What do you remember about your first semester of college? For me, it’s one big blur save for the morning I sat down in math class next to a girl who said through tears, “It’s the beginning of World War III.”
I had no idea what she meant, but it didn’t take long to learn. That math class was set to begin at 9 a.m. Tuesday, Sept. 11, 2001.
I was 1,000 miles from New York City at my alma mater, Southern Illinois University, but the shock and grief of that morning and the ensuing months was felt across every pocket of America. And as it turned out, my classmate’s prediction of these events setting off a war was not wrong.
My fellow freshmen and I waited and watched that fall while President George W. Bush – who just the year before won a contentious election in which most of us weren’t even old enough to vote – pushed toward war in Afghanistan.
It felt like the most uncertain time so far in our young lives. Some friends enlisted; others protested. The last major U.S. conflict most of us remembered was the Gulf War, when we were still too young to truly understand the consequences.
Though we remained hopeful for a better future, young people who started out amid 9/11 and its aftermath may have thought the world couldn’t ever be as topsy-turvy as it was then.
Brandon Shakespeare, an Augusta University freshman studying biology, wasn’t even born at the time I was experiencing my freshman year, but he’s starting his own journey with the same level of uncertainty.
He learned about 9/11 in history class – the same way the next generation will learn about the headlines of this year. The War on Terror raged on throughout his childhood. He was not old enough to vote in the last presidential election.
And he’s now marking one of his life’s biggest milestones during one of the most unusual times in the history of not just our nation, but the entire world.
I met Brandon during Move-In Week this August, a time that’s always exciting and ripe with possibilities, especially for the newest Jaguars. The move-in process may have looked quite different this year, but that excitement was still palpable.
Brandon, who’s from Conyers, Georgia, told me he feels safe on campus in a mix of in-person and online classes. He’s been able to make friends. And with his eyes on medical school, the COVID-19 pandemic hasn’t set him looking another way. In fact, “it’s actually making me want to go into it more,” he said.

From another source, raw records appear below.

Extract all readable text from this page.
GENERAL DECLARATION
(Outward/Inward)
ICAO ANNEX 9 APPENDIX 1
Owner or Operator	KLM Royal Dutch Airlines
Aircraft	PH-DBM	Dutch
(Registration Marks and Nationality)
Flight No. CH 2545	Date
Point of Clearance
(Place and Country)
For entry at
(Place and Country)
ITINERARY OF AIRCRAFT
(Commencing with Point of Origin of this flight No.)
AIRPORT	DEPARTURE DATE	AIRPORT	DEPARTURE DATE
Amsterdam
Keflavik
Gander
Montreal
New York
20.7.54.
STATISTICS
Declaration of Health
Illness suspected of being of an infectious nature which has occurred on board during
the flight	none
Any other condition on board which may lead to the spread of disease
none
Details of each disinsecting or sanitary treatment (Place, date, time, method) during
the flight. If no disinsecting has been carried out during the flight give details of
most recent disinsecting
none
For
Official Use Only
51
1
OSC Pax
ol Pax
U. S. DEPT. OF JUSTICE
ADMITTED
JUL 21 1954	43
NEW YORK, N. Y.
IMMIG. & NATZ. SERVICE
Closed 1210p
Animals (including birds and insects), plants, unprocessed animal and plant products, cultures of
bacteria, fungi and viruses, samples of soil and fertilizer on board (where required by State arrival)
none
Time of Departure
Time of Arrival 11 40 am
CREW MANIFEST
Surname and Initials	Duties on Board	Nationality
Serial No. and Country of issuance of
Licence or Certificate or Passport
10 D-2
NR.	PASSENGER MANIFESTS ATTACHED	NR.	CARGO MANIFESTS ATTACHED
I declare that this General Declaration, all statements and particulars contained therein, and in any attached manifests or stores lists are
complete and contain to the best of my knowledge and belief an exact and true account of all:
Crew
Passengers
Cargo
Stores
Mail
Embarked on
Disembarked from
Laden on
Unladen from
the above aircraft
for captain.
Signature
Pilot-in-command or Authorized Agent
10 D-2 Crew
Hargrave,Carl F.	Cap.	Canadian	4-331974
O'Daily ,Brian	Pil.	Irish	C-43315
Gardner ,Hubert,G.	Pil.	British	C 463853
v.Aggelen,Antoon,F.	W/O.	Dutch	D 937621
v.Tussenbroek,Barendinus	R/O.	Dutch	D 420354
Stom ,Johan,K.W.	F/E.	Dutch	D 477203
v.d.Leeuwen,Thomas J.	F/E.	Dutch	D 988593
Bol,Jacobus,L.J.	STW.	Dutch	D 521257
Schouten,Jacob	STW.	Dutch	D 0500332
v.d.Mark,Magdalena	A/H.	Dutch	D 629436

“I’ve always wanted to be in the medical field. I’ve always wanted to help people, so this wouldn’t necessarily push me away,” Brandon said. “If anything, it draws me more to it, because I love to help people in any way I can.”
Studies have shown the pandemic has disproportionately affected minorities physically, mentally and economically. In addition, 2020 has continued to expose racism in America, with increasing calls for actionable change. From his perspective as a Black male, Brandon feels these challenges will only serve to improve the prospects for him and his classmates.
“We’re getting more educated. We’re learning about these things and trying to make a change and do better. So, I’m actually kind of hopeful,” he said.
We talked about how important it is for college freshmen, and particularly this class, to seek out a supportive community to help them find success.
“My family is my support system. I can go to my dad and my brother about anything,” he said. “You’re only as strong as your weakest link. I think as long as you surround yourself with like-minded individuals, you will be fine.”
Through it all, he remains positive about the Class of 2024.
“I’m really excited for the year. I only know so much about the medical field and I haven’t really been able to explore, so I’m excited to do things like that. I’m actually really hopeful for the future,” Brandon said.
Nineteen years after that tumultuous freshman fall, I returned to the classroom myself to start the Master of Public Administration program here at Augusta University. One of my textbooks opened with an article about 9/11.
Life still feels uncertain. But what keeps us moving forward is a continued hope for the future. I remained hopeful for brighter days back then, and meeting Brandon helps me remember, once again, that brighter days are coming.
As we parted ways, I couldn’t help feeling motherly toward this bright, kind young man. After all, I am a mother now, something that freshman of 2001 never pictured. He knows to wash his hands and wear a mask, but I also felt compelled to remind him to eat right, sleep well and exercise.
Oh, and to vote. It’s the surest way to help shape the future for us all.